This sounds sort of akin to rationalism vs. empiricism. Rationalism seems sort of Ti, and empiricism seems sort of Te.
and yet we
just saw 3 NTPs gathering and building on empirical sources to figure things out throughout a discussion
were we all typed incorrectly? i doubt it.
did we not use our Ti? yes, yes we did.
real people outside of personality pages will go for internal logic or empirical evidence depending on the situation.
all other metaphors seem to have the same failing:
people switch between "bottom up" (Ti) and "top down" (Te) approaches.
people switch between deductive (Ti) and inductive (Te) reasoning all the time.
did i mention the "fact checking" trait? i think both sides have made the claims to that...
the metaphors break down the moment you apply them to any real person... and yet, it would clearly be incorrect to say that the personality differences between TPs and TJs aren't there: we see them in people all around us. even if people do all of the above, there are clearly different intellectual habits built over time, different preferences, even different levels of enjoyment from different kinds of intellectual activities, and similarities on all those levels do indeed seem to center around two dots in the possible-mindspace, each packed with personality traits that have nothing to do with discussions and arguing styles at all.
so what is it?
here's my bet so far:
it's not that Te people are exploring information differently, it's that they aren't really
exploring information in the first place, they are
using the information.
they carry an internal backpack of what constitutes themselves: what they want, what they deem right, how they would like things to be - essentially their Fi - and not being able to see it out there in the real world is a source of cognitive dissonance for them - the stressful wedge between their internal world and the outside world - so they walk through life looking for ways to unpack that backpack. they use their logic as a pathfinding system, making a map of how to go from A to Z. they are more prone to empirical evidence not because they can't see inconsistencies or fallacies, but because empirical evidence is a lot more useful when one is making a mental map in which you plan to walk on.

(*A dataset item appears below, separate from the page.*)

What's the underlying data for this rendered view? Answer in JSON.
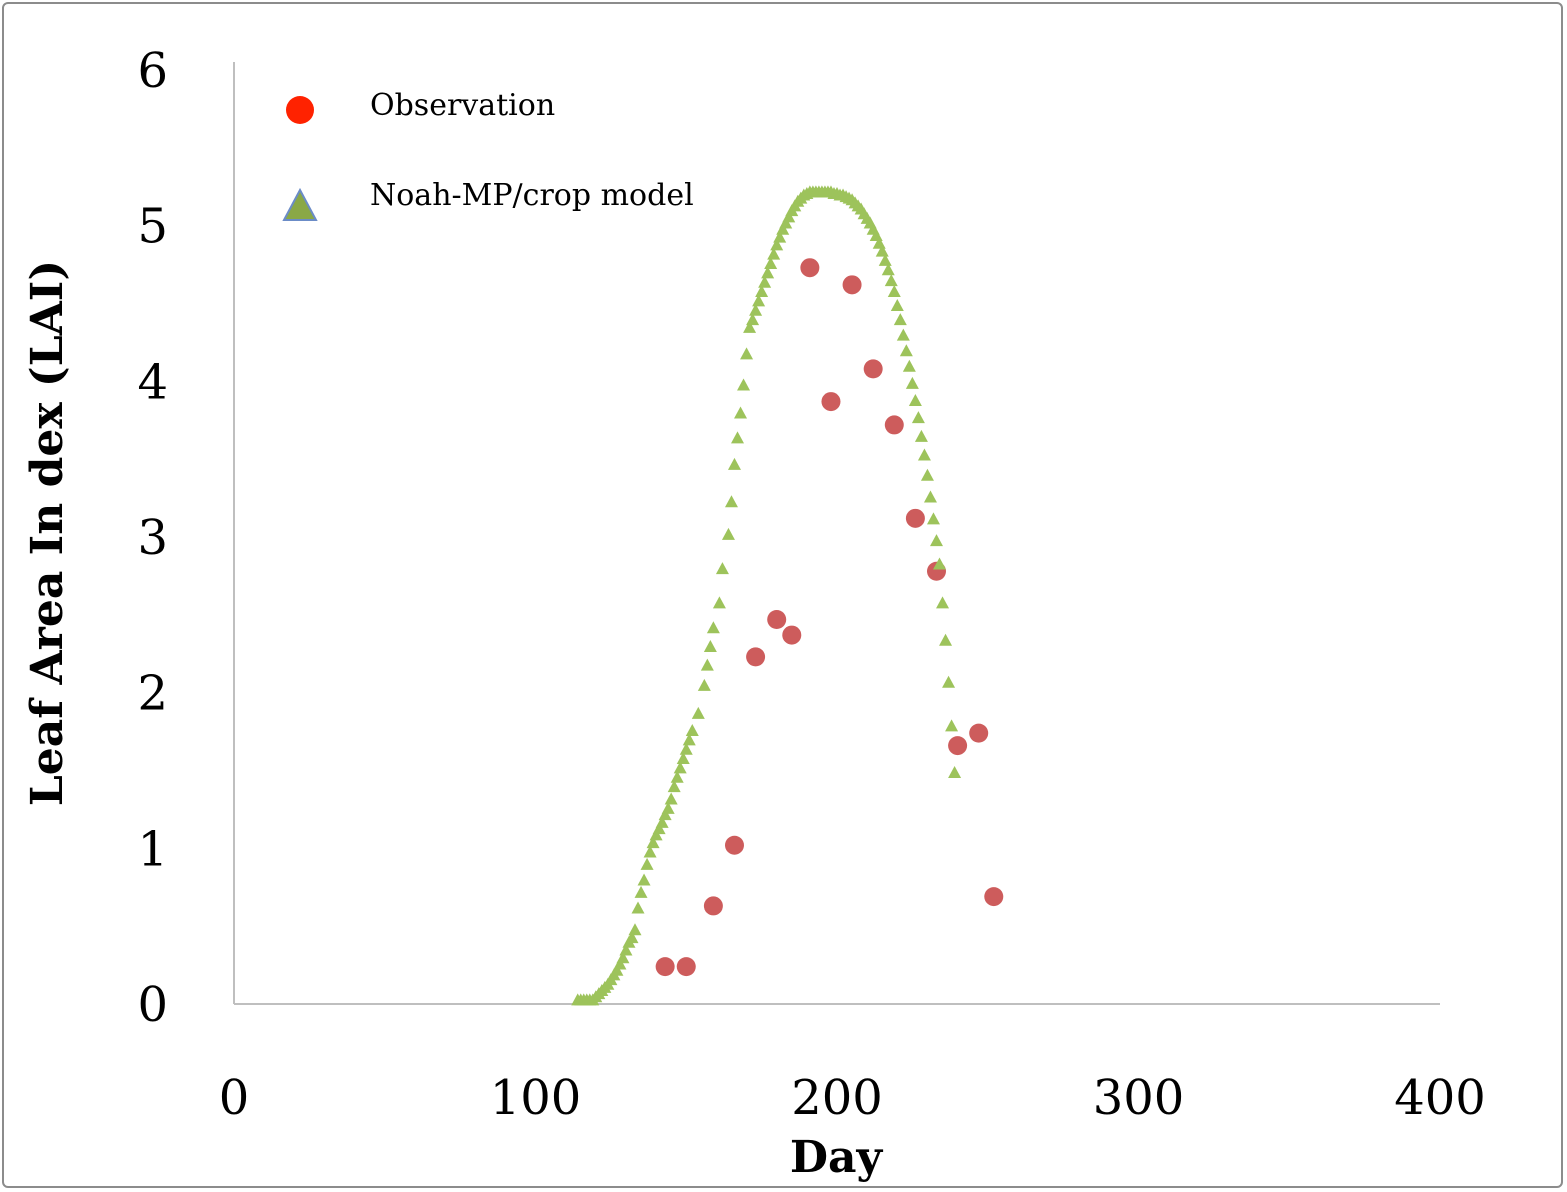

Ti people? we don't have that backpack to unload, instead we absorb information, and the resulting stressful wedge between our internal world and the outside world - the cognitive dissonance we seek to resolve - stems directly from our own lack of understanding the information we absorb. this is why we explore it, ask dozen questions and when each is answered ask a dozen more, we play around with the information, poke it, feel out it's shape & experiment with it, forming a better definition of it, stretch it to opposite ends and then push them to collide with each other to find out the inconsistencies. we're the ones pushing the red button for no reason other than finding out what it does. it's not that the logic is mechanically different, it's a logical thinking that is trained to satisfy a different sort of need, a different form of cognitive dissonance.